For Disegno’s 10th anniversary, we’re republishing 29 stories, one from each of the journal’s back issues, selected by our founder Joahnna Agerman Ross. From Disegno #21, Kristina Rapacki explores ideas of national design in Sweden, promoted by the reopening of the country’s Nationalmuseum following an extensive renovation.


On a gloomy October day in 2015, a small group of designers stands at the rim of a chasmal excavation in Dalarna, Sweden. The pit spans some 400m and is about 100m deep. In places, it has clearly delineated tiers and galleries, where little shrubs sprout. An asphalted road winds its way down to the bottom. All is yellow ochre: the leaves, the pit, the dust.

This is Stora Stöten (the Great Pit), the gigantic hole created when the Falun copper mine in Dalarna collapsed in 1687.[1] At the time, Sweden was at the height of its colonial powers: the ore extracted at Falun accounted for approximately two thirds of the world’s copper production and its 1,000 or so labourers made it Sweden’s largest workplace long before the era of Saab and Ikea. The open-pit mine ceased operations in 1992, and was granted Unesco World Heritage status in 2001 by dint of its being, according to the organisation, “one of the most outstanding industrial monuments in the world”. Today, the site houses a mining museum. 
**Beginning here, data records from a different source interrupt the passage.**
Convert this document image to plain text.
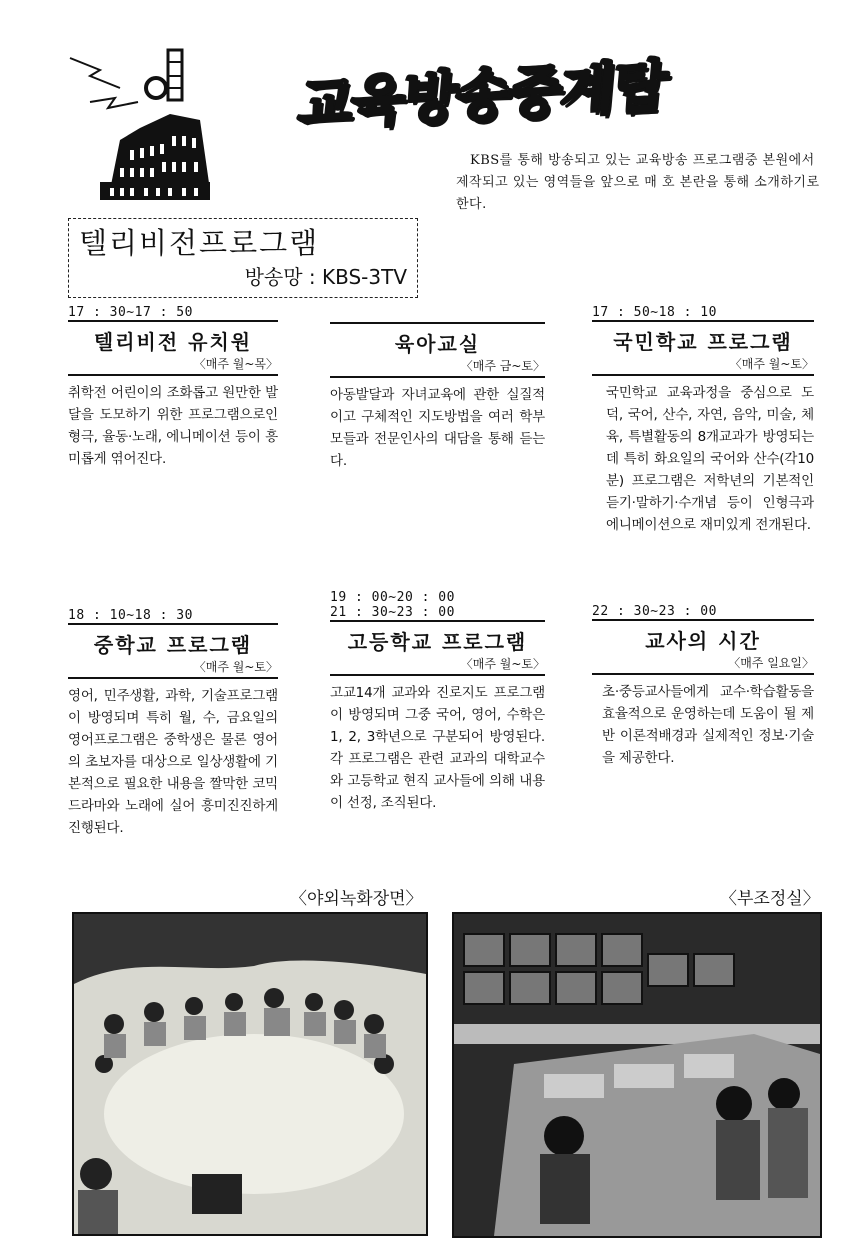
교육방송중계탑
KBS를 통해 방송되고 있는 교육방송 프로그램중 본원에서 제작되고 있는 영역들을 앞으로 매 호 본란을 통해 소개하기로 한다.
텔리비전프로그램
방송망 : KBS-3TV
17 : 30~17 : 50
텔리비전 유치원
〈매주 월~목〉
취학전 어린이의 조화롭고 원만한 발달을 도모하기 위한 프로그램으로인형극, 율동·노래, 에니메이션 등이 흥미롭게 엮어진다.
육아교실
〈매주 금~토〉
아동발달과 자녀교육에 관한 실질적이고 구체적인 지도방법을 여러 학부모들과 전문인사의 대담을 통해 듣는다.
17 : 50~18 : 10
국민학교 프로그램
〈매주 월~토〉
국민학교 교육과정을 중심으로 도덕, 국어, 산수, 자연, 음악, 미술, 체육, 특별활동의 8개교과가 방영되는데 특히 화요일의 국어와 산수(각10분) 프로그램은 저학년의 기본적인 듣기·말하기·수개념 등이 인형극과 에니메이션으로 재미있게 전개된다.
18 : 10~18 : 30
중학교 프로그램
〈매주 월~토〉
영어, 민주생활, 과학, 기술프로그램이 방영되며 특히 월, 수, 금요일의 영어프로그램은 중학생은 물론 영어의 초보자를 대상으로 일상생활에 기본적으로 필요한 내용을 짤막한 코믹드라마와 노래에 실어 흥미진진하게 진행된다.
19 : 00~20 : 00
21 : 30~23 : 00
고등학교 프로그램
〈매주 월~토〉
고교14개 교과와 진로지도 프로그램이 방영되며 그중 국어, 영어, 수학은 1, 2, 3학년으로 구분되어 방영된다. 각 프로그램은 관련 교과의 대학교수와 고등학교 현직 교사들에 의해 내용이 선정, 조직된다.
22 : 30~23 : 00
교사의 시간
〈매주 일요일〉
초·중등교사들에게 교수·학습활동을 효율적으로 운영하는데 도움이 될 제반 이론적배경과 실제적인 정보·기술을 제공한다.
〈야외녹화장면〉	〈부조정실〉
Stora Stöten is an emblem of Swedish industry, and one of the sites visited by the designers Matti Klenell, Carina Seth Andersson, Stina Löfgren, Gabriella Gustafson and Mattias Ståhlbom (the latter two making up TAF Studio) on seven trips made as part of the development of a joint project for Sweden’s Nationalmuseum in Stockholm. Fast forward three years to October 2018, and this project has been unveiled in Stockholm under the name NM&: A New Collection. It comprises about 90 objects designed and created especially for the museum’s new restaurant as part of a renovation of the entire building. After a five-year closure, the Nationalmuseum has been re-opened with much fanfare by King Carl XVI Gustaf of Sweden, after its first complete makeover since its inauguration in 1866. In addition to NM&, the museum has a new climate-control system, lift tower and exhibition-design concept. Its collections have been entirely rehung, and its spaces populated by especially designed objects, such as a seriesof visitors’ benches by Swedish studio Folkform, and a new reading room interior by Emma Olbers. The sheer numbers of designers involved make the $132m renovation project unique.

TAF’s Atelier chair in natural beech wood (image: Simon Skuteli).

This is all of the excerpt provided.